Mission

Bibliophiliac is the space where one passionate, voracious reader reflects on books and the reading life. You will find reviews, analysis, links, and reflections on poetry and prose both in and out of the mainstream.

A book must be the axe for the frozen sea within us. Franz Kafka

Monday, February 15, 2016

BBAW: Introduce Yourself

This is so awesome: it is Book Blogger Appreciation Week. Starting today!
Thanks to:

Heather at Capricious Reader
Andi at Estella's Revenge
Jenny at Reading the End
Ana at Things Mean a Lot

Here's where I introduce myself through five books. So difficult!


1. Jesmyn Ward's Men We Reaped is a book that just killed me with its beauty and its honesty. Beautiful, beautiful sentences, scorchingly honest scenes from the author's life as she tries to understand why the beautiful young black men in her life are dying.


2. Another Country by James Baldwin. Baldwin is one of my favorite writers. I love his essays; his writing is brilliant and searingly honest. This novel just held me in an unrelenting grip.


3. The Pillow Book of Sei Shonagon. My copy is bristling with post-it notes. There is no other book quite like this one: a lady-in-waiting in the Japanese court of an eleventh century empress, Shonagon wrote poetic lists, sarcastic descriptions of life at court, and the most exquisite vignettes of her daily life.


4. The Maddaddam trilogy by Margaret Atwood. I read Oryx and Crake when it first came out, then reread it and the other two books (The Year of the Flood and Maddaddam) last summer. This is my sweet spot: intelligent writing, irony, climate change and greed. Plus, Margaret Atwood is my spirit animal.

5. All the Victorian classics. And all the Russian classics. That should cover it. This essential me-ness comes from a childhood where I stumbled upon Jane Eyre, and teen years where I discovered Dostoyevsky. I wouldn't be me without The Idiot, Crime and Punishment, everything by Anthony Trollope, all the stories by Anton Chekhov, and George Eliot's Middlemarch. Is that more than five books????


14 comments:

bermudaonion said...

I wouldn't even know where to begin with this prompt but you did a great job!

Marce said...

Margaret Atwood as your Spirit Animal....... I like.

bibliophiliac said...

@bermudaonion-I did really well until #5. I love lists though....

bibliophiliac said...

@Marce-Margaret Atwood *is* my Spirit Animal. I wonder if she knows....

Andi said...

Oh gosh, books I love and books I still need to read. Atwood's trilogy has been on my mind to pick up lately for sure.

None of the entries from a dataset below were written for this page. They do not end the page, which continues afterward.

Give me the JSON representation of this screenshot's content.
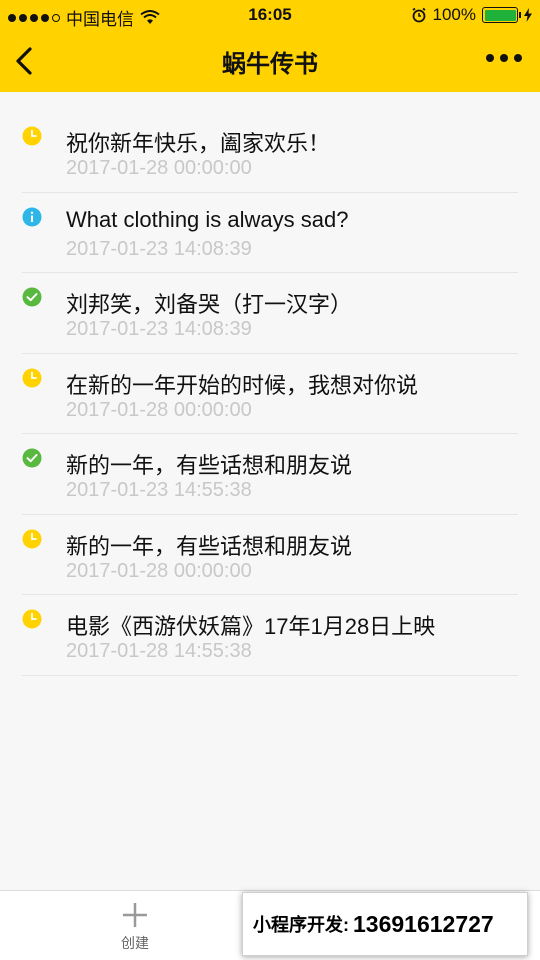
{
  "statusbar": {
    "carrier": "中国电信",
    "time": "16:05",
    "battery": "100%",
    "battery_level": 1.0
  },
  "nav": {
    "title": "蜗牛传书",
    "back_icon": "chevron-left-icon",
    "more_icon": "more-dots-icon"
  },
  "items": [
    {
      "title": "祝你新年快乐，阖家欢乐！",
      "time": "2017-01-28 00:00:00",
      "status": "pending",
      "icon": "clock-icon",
      "color": "#ffd200"
    },
    {
      "title": "What clothing is always sad?",
      "time": "2017-01-23 14:08:39",
      "status": "info",
      "icon": "info-icon",
      "color": "#2fb6e8"
    },
    {
      "title": "刘邦笑，刘备哭（打一汉字）",
      "time": "2017-01-23 14:08:39",
      "status": "done",
      "icon": "check-icon",
      "color": "#58b83f"
    },
    {
      "title": "在新的一年开始的时候，我想对你说",
      "time": "2017-01-28 00:00:00",
      "status": "pending",
      "icon": "clock-icon",
      "color": "#ffd200"
    },
    {
      "title": "新的一年，有些话想和朋友说",
      "time": "2017-01-23 14:55:38",
      "status": "done",
      "icon": "check-icon",
      "color": "#58b83f"
    },
    {
      "title": "新的一年，有些话想和朋友说",
      "time": "2017-01-28 00:00:00",
      "status": "pending",
      "icon": "clock-icon",
      "color": "#ffd200"
    },
    {
      "title": "电影《西游伏妖篇》17年1月28日上映",
      "time": "2017-01-28 14:55:38",
      "status": "pending",
      "icon": "clock-icon",
      "color": "#ffd200"
    }
  ],
  "tabbar": {
    "create_label": "创建",
    "create_icon": "plus-icon"
  },
  "promo": {
    "label": "小程序开发:",
    "phone": "13691612727"
  },
  "colors": {
    "brand": "#ffd200",
    "pending": "#ffd200",
    "info": "#2fb6e8",
    "done": "#58b83f"
  }
}
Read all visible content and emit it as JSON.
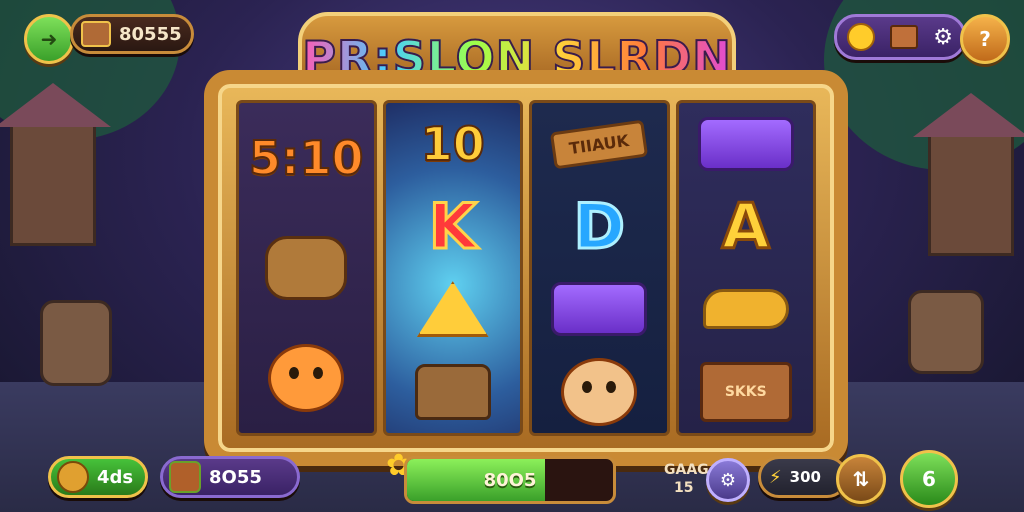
{
  "title": "PR:SLON SLRDN",
  "top_left": {
    "back_icon": "arrow-left-icon",
    "chest_icon": "treasure-chest-icon",
    "balance": "80555"
  },
  "top_right": {
    "coin_icon": "gold-coin-icon",
    "crate_icon": "crate-icon",
    "settings_icon": "gear-icon",
    "help_icon": "question-icon",
    "help_glyph": "?"
  },
  "reels": [
    [
      "5:10",
      "barrel",
      "orange-face"
    ],
    [
      "10",
      "K",
      "triangle-gem",
      "chest"
    ],
    [
      "TIIAUK",
      "D",
      "purple-cart",
      "kid-face"
    ],
    [
      "purple-cart",
      "A",
      "banana",
      "crate"
    ]
  ],
  "reel_labels": {
    "r1_top": "5:10",
    "r2_top": "10",
    "r2_mid": "K",
    "r3_top": "TIIAUK",
    "r3_mid": "D",
    "r4_mid": "A",
    "r4_crate": "SKKS"
  },
  "bottom": {
    "left_value": "4ds",
    "mid_value": "8O55",
    "win_meter": {
      "value": "80O5",
      "fill": 0.67
    },
    "gamble_label": "GAAG",
    "gamble_value": "15",
    "bet_value": "300",
    "spin_value": "6"
  },
  "colors": {
    "accent": "#c88c3a",
    "green_button": "#46c23a",
    "meter_green": "#3aa02a",
    "purple_bar": "#4a2a7a"
  }
}
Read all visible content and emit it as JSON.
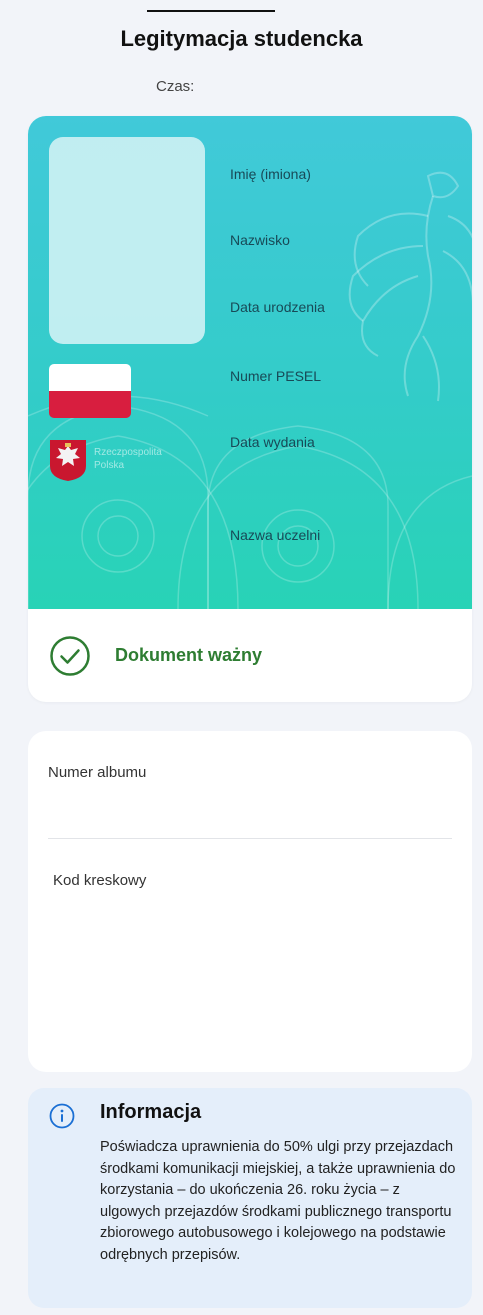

Jenny @ Reading the End said...

I cracked up when I got to the end of your list and you'd just selected whole genres. Way to go! The assignment was an impossible one anyway! And sometimes it's not a single book, but a whole aesthetic that represents who you are as a reader. Love it!

Kay said...

I love it! All the classics! It was tough wasn't it. I ended up listing a book that represented the various branches of mystery novels. Favorites are so, so many!

Kerry M said...

Ha! I love your creativity in sticking to "five" books. This was a hard prompt!

And I really do need to get to the Ward book. I loved Salvage the Bones.

Shelley said...

I've only read Go Tell It On the Mountain by Baldwin. I'll have to read more! Way to cover all the best classics in one swoop :)

bibliophiliac said...

@Andi-The Maddaddam trilogy is so good. Try to read the three books all together. So powerful!

bibliophiliac said...

@Jenny-I find myself making these kinds of lists all the time: My Ideal Bookshelf, My Top Ten Books, etc. But I can't commit...It drives me crazy!

bibliophiliac said...

@Kay-So hard to pick favorites, or even just five that you love. There are just so many books that are part of me....

bibliophiliac said...

@Kerry M-Oh, Salvage the Bones is on *my* list! Its sitting on my shelf giving me the side eye...

bibliophiliac said...

@Shelley-Go Tell It On the Mountain is powerful too...especially the passages about Baldwin's father.